Sooners graduated only 33 percent of players

Updated: December 24, 2003, 11:28 AM ET
Associated Press

ORLANDO, Fla. -- When it comes to graduation rates, Southern California is the clear-cut winner over LSU and Oklahoma .

In a study of graduation rates of the 56 bowl teams released Monday, USC easily beat out the other two national title contenders.

The Trojans graduated 61 percent of their football players in the years studied, compared to 40 percent for LSU and 33 percent for Oklahoma.

The numbers are an average for the freshman classes that entered school from 1993-94 to 1996-97. Students are given six years to graduate, but athletes who transfer -- even if they are in good academic standing -- count against a school.

"If there were a Top 10 ranking for graduation rates among bowl teams, Northwestern and Boston College would have played for the national championship," said Richard Lapchick, who authored the study for The Institute for Diversity and Ethics in Sport at the University of Central Florida.

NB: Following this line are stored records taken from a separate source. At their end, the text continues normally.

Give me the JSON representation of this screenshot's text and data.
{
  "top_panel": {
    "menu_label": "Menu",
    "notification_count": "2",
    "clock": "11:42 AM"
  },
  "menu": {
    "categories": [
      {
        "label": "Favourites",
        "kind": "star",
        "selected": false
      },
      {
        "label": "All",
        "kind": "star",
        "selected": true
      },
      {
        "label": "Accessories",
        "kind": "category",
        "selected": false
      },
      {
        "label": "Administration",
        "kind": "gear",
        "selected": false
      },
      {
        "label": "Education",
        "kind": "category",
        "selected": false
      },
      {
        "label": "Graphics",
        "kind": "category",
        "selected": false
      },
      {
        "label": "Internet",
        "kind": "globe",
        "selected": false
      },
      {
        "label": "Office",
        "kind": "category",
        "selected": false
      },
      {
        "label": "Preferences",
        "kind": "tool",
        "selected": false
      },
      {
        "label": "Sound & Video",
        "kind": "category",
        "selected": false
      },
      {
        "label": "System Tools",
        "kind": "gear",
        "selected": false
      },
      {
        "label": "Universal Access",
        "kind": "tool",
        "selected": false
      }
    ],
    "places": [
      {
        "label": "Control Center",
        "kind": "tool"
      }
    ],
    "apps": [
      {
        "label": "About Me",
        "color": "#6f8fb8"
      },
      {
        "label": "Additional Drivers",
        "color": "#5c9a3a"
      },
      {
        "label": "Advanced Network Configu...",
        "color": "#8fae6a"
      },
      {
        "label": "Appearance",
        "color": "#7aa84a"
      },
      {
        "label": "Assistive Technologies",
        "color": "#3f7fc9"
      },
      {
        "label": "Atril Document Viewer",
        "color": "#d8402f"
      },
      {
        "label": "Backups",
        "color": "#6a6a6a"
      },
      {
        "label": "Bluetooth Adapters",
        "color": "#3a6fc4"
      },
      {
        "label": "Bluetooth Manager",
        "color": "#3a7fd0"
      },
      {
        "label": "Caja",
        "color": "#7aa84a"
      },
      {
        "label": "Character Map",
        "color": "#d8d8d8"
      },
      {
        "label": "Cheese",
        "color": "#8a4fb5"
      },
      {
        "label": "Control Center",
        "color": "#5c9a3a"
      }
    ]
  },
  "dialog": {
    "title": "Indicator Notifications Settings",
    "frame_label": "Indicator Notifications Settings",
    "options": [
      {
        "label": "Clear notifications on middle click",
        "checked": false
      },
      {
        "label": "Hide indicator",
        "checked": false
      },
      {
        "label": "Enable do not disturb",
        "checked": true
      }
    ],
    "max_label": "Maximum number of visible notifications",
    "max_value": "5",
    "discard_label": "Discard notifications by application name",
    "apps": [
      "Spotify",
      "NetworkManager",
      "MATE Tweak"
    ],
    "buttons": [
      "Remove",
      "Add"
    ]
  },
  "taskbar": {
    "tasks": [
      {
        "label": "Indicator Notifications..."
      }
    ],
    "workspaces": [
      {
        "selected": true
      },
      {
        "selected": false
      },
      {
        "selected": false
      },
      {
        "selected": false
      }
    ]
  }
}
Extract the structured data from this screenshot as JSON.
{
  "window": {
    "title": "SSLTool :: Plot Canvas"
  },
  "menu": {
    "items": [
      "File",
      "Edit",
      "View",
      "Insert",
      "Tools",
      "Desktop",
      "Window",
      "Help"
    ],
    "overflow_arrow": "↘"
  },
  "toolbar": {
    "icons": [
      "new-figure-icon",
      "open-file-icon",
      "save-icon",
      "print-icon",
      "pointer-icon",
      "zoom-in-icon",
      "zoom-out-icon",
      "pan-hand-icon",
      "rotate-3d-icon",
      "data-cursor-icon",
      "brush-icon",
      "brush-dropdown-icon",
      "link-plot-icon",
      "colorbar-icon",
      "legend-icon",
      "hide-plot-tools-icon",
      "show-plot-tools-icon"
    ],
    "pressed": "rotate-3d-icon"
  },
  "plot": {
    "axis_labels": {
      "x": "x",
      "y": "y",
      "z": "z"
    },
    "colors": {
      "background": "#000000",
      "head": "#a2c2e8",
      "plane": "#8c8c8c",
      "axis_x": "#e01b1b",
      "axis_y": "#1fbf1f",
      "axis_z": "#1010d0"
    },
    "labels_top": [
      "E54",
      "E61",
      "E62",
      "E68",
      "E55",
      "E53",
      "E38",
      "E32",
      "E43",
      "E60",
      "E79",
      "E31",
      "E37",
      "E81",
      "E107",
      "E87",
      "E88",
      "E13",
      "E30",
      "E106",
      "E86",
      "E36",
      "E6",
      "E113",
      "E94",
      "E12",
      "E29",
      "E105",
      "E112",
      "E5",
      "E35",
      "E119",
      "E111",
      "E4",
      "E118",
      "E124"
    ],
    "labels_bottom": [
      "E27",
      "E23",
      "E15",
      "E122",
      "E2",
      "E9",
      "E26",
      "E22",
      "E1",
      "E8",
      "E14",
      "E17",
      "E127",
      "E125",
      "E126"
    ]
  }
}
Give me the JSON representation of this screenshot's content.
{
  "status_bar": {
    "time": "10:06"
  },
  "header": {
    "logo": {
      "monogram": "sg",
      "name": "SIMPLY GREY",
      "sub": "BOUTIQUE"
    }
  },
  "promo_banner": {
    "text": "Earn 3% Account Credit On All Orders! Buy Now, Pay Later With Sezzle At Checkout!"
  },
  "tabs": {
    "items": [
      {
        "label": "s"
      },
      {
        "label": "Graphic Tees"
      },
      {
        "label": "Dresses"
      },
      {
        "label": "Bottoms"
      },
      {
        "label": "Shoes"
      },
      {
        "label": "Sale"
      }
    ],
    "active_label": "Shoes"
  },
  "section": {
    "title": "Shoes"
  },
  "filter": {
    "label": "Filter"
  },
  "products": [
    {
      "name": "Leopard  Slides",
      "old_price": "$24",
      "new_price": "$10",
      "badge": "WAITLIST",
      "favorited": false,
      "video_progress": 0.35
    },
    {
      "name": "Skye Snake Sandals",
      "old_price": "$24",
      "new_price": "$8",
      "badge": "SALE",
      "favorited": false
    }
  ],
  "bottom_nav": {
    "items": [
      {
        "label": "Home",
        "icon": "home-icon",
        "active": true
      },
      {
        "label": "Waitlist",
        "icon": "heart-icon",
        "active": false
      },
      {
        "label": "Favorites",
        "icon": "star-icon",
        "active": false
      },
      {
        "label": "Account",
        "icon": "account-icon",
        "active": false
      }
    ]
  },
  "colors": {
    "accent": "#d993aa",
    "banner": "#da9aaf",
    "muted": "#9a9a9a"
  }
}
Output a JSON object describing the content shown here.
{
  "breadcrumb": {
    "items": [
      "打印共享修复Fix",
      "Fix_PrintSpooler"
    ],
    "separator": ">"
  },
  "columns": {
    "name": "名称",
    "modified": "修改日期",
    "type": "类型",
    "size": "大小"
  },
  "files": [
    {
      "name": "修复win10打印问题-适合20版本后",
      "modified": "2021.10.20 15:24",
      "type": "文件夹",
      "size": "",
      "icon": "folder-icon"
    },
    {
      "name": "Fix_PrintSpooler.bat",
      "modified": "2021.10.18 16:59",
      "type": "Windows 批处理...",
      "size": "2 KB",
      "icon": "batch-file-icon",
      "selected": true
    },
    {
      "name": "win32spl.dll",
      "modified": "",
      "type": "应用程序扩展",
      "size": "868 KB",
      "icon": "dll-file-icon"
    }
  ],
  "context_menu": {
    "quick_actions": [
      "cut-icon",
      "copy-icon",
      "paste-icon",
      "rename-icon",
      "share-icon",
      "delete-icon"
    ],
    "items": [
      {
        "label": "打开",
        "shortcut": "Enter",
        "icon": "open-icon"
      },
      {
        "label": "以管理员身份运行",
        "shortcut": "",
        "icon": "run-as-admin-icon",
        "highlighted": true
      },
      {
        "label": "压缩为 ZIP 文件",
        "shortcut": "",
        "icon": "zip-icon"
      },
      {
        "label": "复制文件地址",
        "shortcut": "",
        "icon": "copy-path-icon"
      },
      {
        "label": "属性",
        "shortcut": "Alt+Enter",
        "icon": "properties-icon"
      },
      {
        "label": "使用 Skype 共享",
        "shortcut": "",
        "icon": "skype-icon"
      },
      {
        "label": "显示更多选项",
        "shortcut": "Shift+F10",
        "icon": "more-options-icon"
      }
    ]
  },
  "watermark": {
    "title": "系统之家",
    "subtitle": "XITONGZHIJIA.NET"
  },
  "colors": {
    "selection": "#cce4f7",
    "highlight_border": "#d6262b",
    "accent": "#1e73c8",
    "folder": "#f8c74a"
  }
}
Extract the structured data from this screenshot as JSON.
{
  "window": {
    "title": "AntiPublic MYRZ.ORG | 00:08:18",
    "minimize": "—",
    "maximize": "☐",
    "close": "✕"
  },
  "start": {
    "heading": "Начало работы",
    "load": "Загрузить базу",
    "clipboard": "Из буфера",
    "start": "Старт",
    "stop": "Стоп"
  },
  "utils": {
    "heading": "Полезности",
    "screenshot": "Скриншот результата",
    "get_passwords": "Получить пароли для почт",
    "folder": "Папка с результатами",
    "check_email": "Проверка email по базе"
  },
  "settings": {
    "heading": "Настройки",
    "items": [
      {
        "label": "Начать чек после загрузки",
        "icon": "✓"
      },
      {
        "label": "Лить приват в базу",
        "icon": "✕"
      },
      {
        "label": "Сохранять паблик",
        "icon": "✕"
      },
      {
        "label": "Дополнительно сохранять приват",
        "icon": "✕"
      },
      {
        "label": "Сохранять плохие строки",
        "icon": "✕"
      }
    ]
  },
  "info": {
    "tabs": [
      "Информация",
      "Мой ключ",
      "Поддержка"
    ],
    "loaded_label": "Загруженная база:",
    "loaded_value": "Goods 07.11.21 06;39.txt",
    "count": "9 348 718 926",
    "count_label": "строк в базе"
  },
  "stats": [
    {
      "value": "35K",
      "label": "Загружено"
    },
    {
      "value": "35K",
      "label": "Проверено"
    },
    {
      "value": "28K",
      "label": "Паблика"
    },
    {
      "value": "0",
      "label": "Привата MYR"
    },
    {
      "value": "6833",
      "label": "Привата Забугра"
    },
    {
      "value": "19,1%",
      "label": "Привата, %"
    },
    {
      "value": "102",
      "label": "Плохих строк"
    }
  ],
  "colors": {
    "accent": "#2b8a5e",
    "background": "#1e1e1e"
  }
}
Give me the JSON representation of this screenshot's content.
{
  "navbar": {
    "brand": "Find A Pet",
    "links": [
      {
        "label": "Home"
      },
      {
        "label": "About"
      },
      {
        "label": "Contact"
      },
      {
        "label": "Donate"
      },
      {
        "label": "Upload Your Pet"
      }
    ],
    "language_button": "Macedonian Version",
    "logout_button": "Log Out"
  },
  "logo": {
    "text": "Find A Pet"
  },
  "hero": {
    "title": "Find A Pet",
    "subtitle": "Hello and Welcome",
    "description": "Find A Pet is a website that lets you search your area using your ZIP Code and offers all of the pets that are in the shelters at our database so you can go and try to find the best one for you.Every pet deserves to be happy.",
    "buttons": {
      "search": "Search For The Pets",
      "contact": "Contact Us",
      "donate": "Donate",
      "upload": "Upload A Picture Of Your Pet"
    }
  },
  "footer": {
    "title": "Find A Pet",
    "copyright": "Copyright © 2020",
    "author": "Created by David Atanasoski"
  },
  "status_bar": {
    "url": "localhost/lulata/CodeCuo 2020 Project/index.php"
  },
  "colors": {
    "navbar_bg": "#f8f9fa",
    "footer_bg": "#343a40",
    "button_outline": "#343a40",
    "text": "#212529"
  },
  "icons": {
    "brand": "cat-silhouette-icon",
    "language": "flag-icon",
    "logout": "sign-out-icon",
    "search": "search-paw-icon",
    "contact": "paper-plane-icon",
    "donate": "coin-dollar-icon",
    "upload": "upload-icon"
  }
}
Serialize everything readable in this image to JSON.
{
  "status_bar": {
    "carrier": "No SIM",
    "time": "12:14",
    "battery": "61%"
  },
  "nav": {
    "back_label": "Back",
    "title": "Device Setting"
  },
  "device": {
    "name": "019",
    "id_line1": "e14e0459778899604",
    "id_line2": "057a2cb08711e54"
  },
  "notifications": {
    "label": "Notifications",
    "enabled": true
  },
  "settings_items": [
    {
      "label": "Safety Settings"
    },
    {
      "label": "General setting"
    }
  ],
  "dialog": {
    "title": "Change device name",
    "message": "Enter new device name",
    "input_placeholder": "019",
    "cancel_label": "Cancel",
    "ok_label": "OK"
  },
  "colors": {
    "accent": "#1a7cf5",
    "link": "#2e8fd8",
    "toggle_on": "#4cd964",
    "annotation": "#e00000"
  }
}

Northwestern had an 83 percent graduation rate, followed by Boston College (79), Virginia (76), Tulsa (66) and Oregon (64).

The Trojans had the highest rate for any school in a BCS bowl game, while Oklahoma had the lowest. The rate for the Sooners are for classes that entered school before Bob Stoops became coach in 1999.

Arkansas and Fresno State were tied for the lowest rate at 26 percent.

Navy is the only bowl school that does not release graduation rates.

The study also looked at minority hiring practices at bowl schools. In the leadership positions of head coach, coordinators, school president, athletic director and faculty athletic representative, 94 percent of positions were held by whites. White women held 6 percent of those jobs.

UCLA's Karl Dorrell is the only minority head coach for a bowl team. There were four minority coaches among the 117 Division I-A schools this season.

There were also only eight minority coordinators, including USC offensive coordinator Norm Chow. The Trojans also had one of three black athletic directors in Mike Garrett.

"It is astonishing that only 13 of the 56 bowl schools employ any person of color in these key decision-making positions," Lapchick said. "It is no wonder why there is only one African-American head coach in a bowl game."